The Orange Chair | Cedric Morris
This brooding still-life was painted at Benton End during the Second World War and is one of Morris’ most enigmatic works from this date.
In this painting Morris explores the still-life genre with sophistication and an intimate understanding of the importance of harmonious relationships between colour and form. The intuitive arrangement of objects within the work is a testament to Morris’ keen eye for successful juxtaposition. The zinc-covered table upon which the ornaments rest can be seen in another work from this date entitled Iris Seedlings (Tate).
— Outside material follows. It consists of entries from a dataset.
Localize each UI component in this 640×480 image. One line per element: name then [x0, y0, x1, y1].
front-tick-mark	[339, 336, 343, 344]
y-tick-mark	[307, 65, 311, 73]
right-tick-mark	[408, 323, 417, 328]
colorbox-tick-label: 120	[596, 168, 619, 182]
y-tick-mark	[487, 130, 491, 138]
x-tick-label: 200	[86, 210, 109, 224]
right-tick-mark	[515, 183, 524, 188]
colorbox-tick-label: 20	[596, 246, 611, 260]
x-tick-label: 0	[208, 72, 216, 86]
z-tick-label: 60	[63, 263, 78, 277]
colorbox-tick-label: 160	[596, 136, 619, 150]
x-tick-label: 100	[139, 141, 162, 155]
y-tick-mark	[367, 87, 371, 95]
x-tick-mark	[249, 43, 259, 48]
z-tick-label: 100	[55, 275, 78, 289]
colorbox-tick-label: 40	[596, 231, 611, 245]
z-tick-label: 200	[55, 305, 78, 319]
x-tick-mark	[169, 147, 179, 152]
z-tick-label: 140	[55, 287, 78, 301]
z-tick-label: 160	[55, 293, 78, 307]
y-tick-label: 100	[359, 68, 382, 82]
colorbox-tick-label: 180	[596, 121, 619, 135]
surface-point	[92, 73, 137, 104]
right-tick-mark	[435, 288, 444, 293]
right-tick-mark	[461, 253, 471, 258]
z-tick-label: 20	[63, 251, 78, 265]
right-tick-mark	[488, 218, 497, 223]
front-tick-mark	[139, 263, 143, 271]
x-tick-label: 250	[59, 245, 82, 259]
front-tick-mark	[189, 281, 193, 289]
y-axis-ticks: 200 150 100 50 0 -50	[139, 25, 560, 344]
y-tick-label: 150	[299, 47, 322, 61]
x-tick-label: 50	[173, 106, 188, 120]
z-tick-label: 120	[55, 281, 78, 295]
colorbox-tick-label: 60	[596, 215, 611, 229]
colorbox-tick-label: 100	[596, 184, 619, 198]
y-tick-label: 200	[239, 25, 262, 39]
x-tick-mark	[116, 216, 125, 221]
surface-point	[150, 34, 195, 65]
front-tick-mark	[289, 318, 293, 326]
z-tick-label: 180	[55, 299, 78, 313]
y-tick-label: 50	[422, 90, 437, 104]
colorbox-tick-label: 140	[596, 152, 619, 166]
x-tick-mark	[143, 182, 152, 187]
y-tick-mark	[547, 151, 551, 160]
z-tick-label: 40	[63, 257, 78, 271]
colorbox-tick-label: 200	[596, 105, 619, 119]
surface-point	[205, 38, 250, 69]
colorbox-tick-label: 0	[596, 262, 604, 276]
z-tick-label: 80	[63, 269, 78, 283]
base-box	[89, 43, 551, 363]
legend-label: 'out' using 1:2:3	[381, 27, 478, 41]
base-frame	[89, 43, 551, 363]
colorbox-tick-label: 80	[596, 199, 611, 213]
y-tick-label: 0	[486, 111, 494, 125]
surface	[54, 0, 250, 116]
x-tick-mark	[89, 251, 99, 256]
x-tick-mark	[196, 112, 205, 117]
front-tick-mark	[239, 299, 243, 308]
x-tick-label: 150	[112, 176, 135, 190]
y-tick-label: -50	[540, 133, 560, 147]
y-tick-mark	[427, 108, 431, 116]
The East Anglian School of Painting and Drawing was open all year between 1939 and the winter of 1946. Ordinarily the school was open from April to October each year with a period of rest in which Morris and Lett travelled extensively. In 1944, the school at Benton End was in full swing and Morris, in painting this work, turned away from explicitly depicting the garden in order to capture a quiet moment of interior order. It is a work bound to life at Benton End during the war and one that is one of Morris’ most enduring in spirit and composition.
Travel was an integral part of Cedric Morris's artistic life and as a collector and breeder of exotic species of plants and flowers. Morris was the only person of his generation to achieve national stature both as a painter and a plantsman. It was his release from teaching and planting at his Suffolk home for over forty years, Benton End and it enabled him to paint passionately and independently all the while absorbing the vistas and landscapes of foreign lands.